Mid-week I was at my inland site with some freshwater marsh, and it was a brighter day, with 5 oktas cloud cover and a 10 mph west-southwesterly wind. I was there at first light, and when that sun got up, I could feel the increased warmth from its rays.
Reed Buntings were singing out on the marsh, and I had at least three different birds singing. Moorhens called from within the dense, luxuriant vegetation, and notable in their absence, were the calls of Water Rails. This was my first visit, I think, with no calling Water Rails. However, this is to be expected as they are probably winging their way now to breeding areas anywhere from the UK to northern and central Europe.
I detected a trickle, and it was a trickle, of visible migration this morning, but the first birds certainly weren't trickling, when thirteen calling Whooper Swans powered their way north. The 'trickle' referred to a single Meadow Pipit north, two Chaffinches, an Alba Wag, a Grey Wagtail and six Woodpigeons.
The two Coots were still on the marsh, so I imagine they will be nesting shortly, and a Little Egret fed on one of the open pools. A first for me on the marsh was a Cormorant that dropped in to the largest bit of open water, but I wouldn't exactly describe it as Cormorant habitat! The only raptor I had was a calling Buzzard that flew backwards and forwards over the stubbles in the sunshine, flushing the 36 Goldfinches that were foraging there.
It was late morning when I finished my survey, and I headed to my feeding station in the Hodder Valley in Bowland to take down the feeders. The smaller sunflower heart feeders were empty, as expected, and there was just a small amount of feeder seed in my two monster Perdix farmland bird feeders.
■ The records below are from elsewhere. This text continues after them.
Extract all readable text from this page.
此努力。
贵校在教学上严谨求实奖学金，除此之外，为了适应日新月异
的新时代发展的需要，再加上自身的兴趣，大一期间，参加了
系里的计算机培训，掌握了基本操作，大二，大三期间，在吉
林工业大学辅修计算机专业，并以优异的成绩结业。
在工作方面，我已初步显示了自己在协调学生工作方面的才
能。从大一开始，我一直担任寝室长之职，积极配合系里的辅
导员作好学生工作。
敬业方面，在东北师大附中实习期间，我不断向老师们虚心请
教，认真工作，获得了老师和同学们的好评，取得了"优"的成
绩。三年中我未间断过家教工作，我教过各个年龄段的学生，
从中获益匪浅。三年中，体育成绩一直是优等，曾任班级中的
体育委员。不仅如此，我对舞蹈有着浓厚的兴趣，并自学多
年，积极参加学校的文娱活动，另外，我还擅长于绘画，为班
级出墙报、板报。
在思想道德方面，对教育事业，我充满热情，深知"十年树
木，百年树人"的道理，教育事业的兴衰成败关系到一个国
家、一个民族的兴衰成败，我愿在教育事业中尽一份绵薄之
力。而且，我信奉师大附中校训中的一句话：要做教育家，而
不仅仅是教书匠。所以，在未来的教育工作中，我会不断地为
After I had packed up the feeding station, I cut a few net rides in the arboretum area of the site, that my predecessor of the conservation charity that I used to work for had designed. Some areas haven't taken as well as others, and these have remained fairly open, and might be suitable habitat for some warbler species. I have had nest boxes up in the valley at this site for Pied Flycatchers since 2002, but I haven't tried the arboretum area for ringing. So, as I can't get into the reedbed and scrub at the pools at the Obs, I intend to have a few ringing sessions here throughout April and May. It will be interesting to see how I get on, and I will of course keep you posted.